Researchers at the Technical Research Centre of Finland are making it easier to process spare tree bark into useful resins and sugars.
In Finland, three million tonnes of bark is produced from softwood trees such as firs and pines, and, despite its potential as a source of industrial products, a lot is thrown away.
“Bark is burnt for energy in pulp mills,” Sami Alakurtti, one of the researchers, told me. “There is often excess bark, which could be used to produce more valuable components.”
The valuable components in bark include tannins, which could be used as adhesives in eco-friendly wood materials, and cellulose, which, when broken down into sugars, has many uses including paper and food production.

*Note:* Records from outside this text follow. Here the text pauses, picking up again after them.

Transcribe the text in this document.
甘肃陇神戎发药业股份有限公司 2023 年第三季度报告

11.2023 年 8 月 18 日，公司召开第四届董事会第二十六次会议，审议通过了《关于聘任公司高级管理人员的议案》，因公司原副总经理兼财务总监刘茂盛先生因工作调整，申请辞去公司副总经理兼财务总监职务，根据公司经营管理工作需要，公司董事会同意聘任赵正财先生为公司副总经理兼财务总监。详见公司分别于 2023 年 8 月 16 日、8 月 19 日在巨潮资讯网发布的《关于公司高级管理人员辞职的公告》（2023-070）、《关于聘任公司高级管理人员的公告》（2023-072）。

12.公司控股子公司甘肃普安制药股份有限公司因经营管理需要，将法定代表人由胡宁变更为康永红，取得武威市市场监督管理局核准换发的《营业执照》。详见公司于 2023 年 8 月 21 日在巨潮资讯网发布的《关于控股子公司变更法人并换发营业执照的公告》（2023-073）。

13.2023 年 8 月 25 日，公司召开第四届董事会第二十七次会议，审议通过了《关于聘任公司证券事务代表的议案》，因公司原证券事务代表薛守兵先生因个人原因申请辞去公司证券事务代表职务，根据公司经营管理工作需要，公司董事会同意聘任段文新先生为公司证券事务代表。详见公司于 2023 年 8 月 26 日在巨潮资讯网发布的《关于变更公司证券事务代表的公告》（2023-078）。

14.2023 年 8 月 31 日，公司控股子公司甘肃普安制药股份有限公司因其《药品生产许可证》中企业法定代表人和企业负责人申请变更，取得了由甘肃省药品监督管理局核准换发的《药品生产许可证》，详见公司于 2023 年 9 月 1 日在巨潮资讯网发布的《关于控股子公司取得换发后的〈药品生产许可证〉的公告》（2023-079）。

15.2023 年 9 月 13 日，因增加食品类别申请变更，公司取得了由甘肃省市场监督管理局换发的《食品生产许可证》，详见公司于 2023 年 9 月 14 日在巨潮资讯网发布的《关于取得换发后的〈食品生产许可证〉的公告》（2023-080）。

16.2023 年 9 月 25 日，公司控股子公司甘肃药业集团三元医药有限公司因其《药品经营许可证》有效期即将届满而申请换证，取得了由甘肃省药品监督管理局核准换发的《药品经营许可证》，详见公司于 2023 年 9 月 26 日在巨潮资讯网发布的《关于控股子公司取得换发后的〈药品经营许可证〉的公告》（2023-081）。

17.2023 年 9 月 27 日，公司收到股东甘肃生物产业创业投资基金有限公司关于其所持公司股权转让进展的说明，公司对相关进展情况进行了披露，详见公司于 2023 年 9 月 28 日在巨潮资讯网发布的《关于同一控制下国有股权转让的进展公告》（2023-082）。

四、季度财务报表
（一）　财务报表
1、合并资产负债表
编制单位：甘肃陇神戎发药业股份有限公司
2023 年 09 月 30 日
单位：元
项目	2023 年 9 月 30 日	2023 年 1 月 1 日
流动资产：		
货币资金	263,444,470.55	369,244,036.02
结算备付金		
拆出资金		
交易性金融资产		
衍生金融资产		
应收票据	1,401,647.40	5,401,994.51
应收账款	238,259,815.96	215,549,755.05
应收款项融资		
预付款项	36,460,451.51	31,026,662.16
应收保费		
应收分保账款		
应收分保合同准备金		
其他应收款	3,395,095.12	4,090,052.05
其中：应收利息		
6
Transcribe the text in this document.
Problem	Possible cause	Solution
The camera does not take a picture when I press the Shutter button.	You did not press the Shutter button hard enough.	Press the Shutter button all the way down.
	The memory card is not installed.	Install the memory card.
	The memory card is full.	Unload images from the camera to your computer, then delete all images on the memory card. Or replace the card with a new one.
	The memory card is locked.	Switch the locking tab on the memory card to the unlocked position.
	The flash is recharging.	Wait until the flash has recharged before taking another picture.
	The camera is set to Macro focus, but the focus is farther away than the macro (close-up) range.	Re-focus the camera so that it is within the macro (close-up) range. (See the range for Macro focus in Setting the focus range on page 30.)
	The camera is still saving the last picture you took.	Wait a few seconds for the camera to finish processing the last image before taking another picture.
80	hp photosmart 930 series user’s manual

Tannins and cellulose can be extracted from tree bark using a process called hot water extraction. However, this process is not very efficient when using softwood tree bark.
“Traditional hot water extraction gives relatively low tannin yields,” Sami Alakurtti, one of the Finnish researchers, told me. With the scale of bark harvested in Finland, there would big benefits from improving this process.
Alakurtti and his team have just filed a patent for a new technique that boosts yield to one-third of the bark weight. It does this by carrying out the extraction in more alkaline conditions and at a higher temperature.
Partners in Belgium and Spain have developed ways to break down the cellulose into sugars, with one Spanish partner, Biosyncaucho, hoping to ferment the sugars into a chemical used in plastics and pesticides. This is all part of an EU project aimed at improving how we make a sustainable society by recycling waste materials.
Alakurtti told me that the team plans to further develop the bark extraction technique, potentially developing and commercializing it in a few years. If they can pull this off, we could stop barking up the wrong tree with synthetic products, and make more products out of waste materials.